For Labor Day this year, we went to stay with close friends who live in Orinda. I knew I would be miserable if I had to drive everywhere all weekend, so starting two months ago, I started trying to figure out how I could rent a Load 75.
It wasn’t easy. I started by using Riese & Muller’s dealer locator, and then contacting those dealers. My first try was Blue Heron Bikes in Berkeley — who initially said yes, but then said they couldn’t do it. I then tried Mike’s Bikes in Walnut Creek, who was willing to loan me an Urban Arrow, but then sold it. I also found some bike rental shops that had e-bikes, but oddly refused to attach child trailers to them, or SF-based shops that had what I needed but wouldn’t deliver to Orinda (and biking from SF to the East Bay is a huge, long ride, because the Bay Bridge, despite having 10 lanes for cars, doesn’t have a bike lane all the way through).
I finally found New Wheel — an awesome shop with three Bay Area locations, including one in Oakland. The manager agreed to rent me a Load 75 with dual batteries (just like I had at home, and needed for the longer rides we would be doing), and another e-bike for my wife.
We biked to Burbank Airport from our house up super chill Nichols Canyon, and stopped for lunch in Studio City before heading to Burbank Airport.
The bike parking at Burbank Airport sucked — a shitty 1980s rack. Luckily, one of the ends had no bikes on it, and I was able to use it to lock up my Load 75.

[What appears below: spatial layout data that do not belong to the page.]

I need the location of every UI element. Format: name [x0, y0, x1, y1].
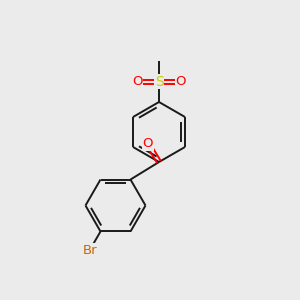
Text: O: O: [132, 75, 143, 88]
Text: S: S: [154, 75, 164, 88]
Text: O: O: [142, 137, 153, 150]
Text: O: O: [175, 75, 186, 88]
Text: Br: Br: [82, 244, 97, 257]
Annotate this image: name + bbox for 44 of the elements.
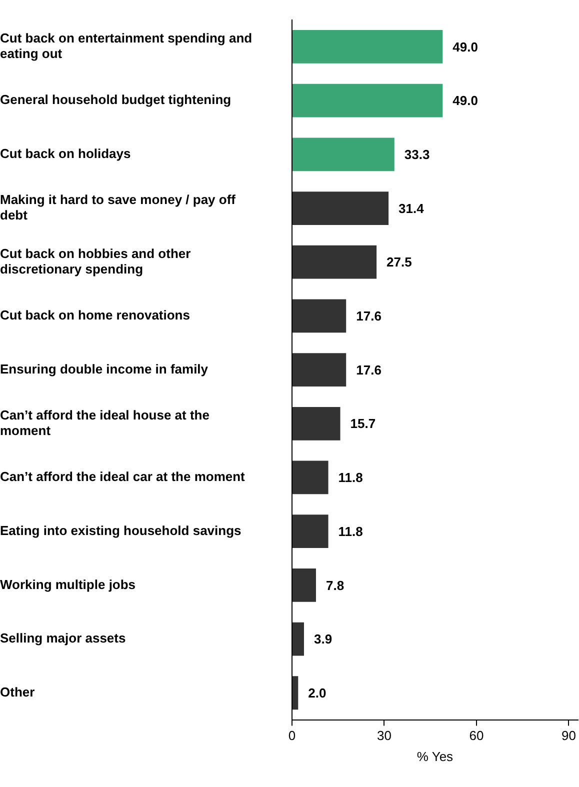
y-tick-label: Eating into existing household savings bbox=[0, 522, 242, 538]
bar bbox=[292, 568, 316, 602]
y-tick-label: Ensuring double income in family bbox=[0, 361, 209, 376]
data-label: 33.3 bbox=[404, 146, 430, 162]
bar bbox=[292, 460, 328, 494]
x-tick-label: 0 bbox=[288, 728, 296, 744]
data-label: 17.6 bbox=[356, 362, 382, 378]
data-label: 15.7 bbox=[350, 416, 376, 432]
data-label: 49.0 bbox=[452, 39, 478, 54]
bar bbox=[292, 353, 346, 386]
data-label: 11.8 bbox=[338, 470, 363, 486]
y-tick-label: Other bbox=[0, 684, 35, 700]
bar bbox=[292, 514, 328, 548]
y-tick-label: Can’t afford the ideal car at the moment bbox=[0, 469, 246, 484]
bar bbox=[292, 192, 389, 225]
x-tick-label: 90 bbox=[562, 728, 576, 744]
y-tick-label: Cut back on hobbies and other discretionary spending bbox=[0, 246, 191, 276]
y-tick-label: Cut back on holidays bbox=[0, 146, 131, 161]
y-tick-label: Cut back on home renovations bbox=[0, 308, 190, 323]
data-label: 27.5 bbox=[386, 254, 412, 270]
bar bbox=[292, 676, 298, 710]
y-tick-label: Making it hard to save money / pay off debt bbox=[0, 192, 236, 223]
y-tick-label: Cut back on entertainment spending and eating out bbox=[0, 30, 252, 62]
data-label: 3.9 bbox=[314, 632, 332, 647]
bar bbox=[292, 622, 304, 656]
bar bbox=[292, 406, 340, 440]
bar bbox=[292, 30, 443, 64]
y-tick-label: Selling major assets bbox=[0, 630, 126, 646]
x-tick-label: 30 bbox=[377, 728, 392, 744]
x-tick-label: 60 bbox=[469, 728, 484, 744]
bar bbox=[292, 84, 443, 118]
data-label: 49.0 bbox=[452, 93, 478, 108]
data-label: 2.0 bbox=[308, 685, 326, 700]
bar bbox=[292, 299, 346, 333]
bar bbox=[292, 138, 394, 172]
data-label: 7.8 bbox=[326, 578, 344, 593]
data-label: 17.6 bbox=[356, 308, 382, 324]
y-tick-label: Working multiple jobs bbox=[0, 576, 136, 592]
x-axis-title: % Yes bbox=[416, 748, 454, 764]
data-label: 11.8 bbox=[338, 524, 363, 539]
bar bbox=[292, 245, 377, 279]
y-tick-label: Can’t afford the ideal house at the moment bbox=[0, 407, 210, 438]
data-label: 31.4 bbox=[398, 200, 425, 216]
y-tick-label: General household budget tightening bbox=[0, 92, 232, 108]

It was so magical to have my same bike up in the Bay Area. We biked through amazing Redwood forests just going about our weekend; we went to the Oakland Zoo, Tilden’s steam train and little farm, Berkeley, and around the Orinda area. Each time we went somewhere, not only was I with people I loved, but I also loved getting there. I’m always amazed at how well the Load 75 handles hills — even with 3 kids and a luggage trailer. Mostly, anyway. In Oakland, the hill pictured above did me in; kids had to get out and walk on the sidewalk, and I used the Load’s walk assist feature to walk it up to the top. I also couldn’t make it to the top of Marin St in Berkeley, a ~1,000 foot climb in just a few blocks.
Overall, the experience was awesome. When it was time to come home, I biked the bike back to Oakland, got a ride to the airport, and upon landing, biked my own Load 75 home.
While probably a niche idea, I would pay to have a Load 75 delivered to me on demand at airports around the world. I really have no desire to travel any other way, and yet it’s so hard to find places that will rent you a good e-cargo bike setup to carry around 3 kids. I hope as more Americans try and buy these bikes, this changes. It’s truly the best.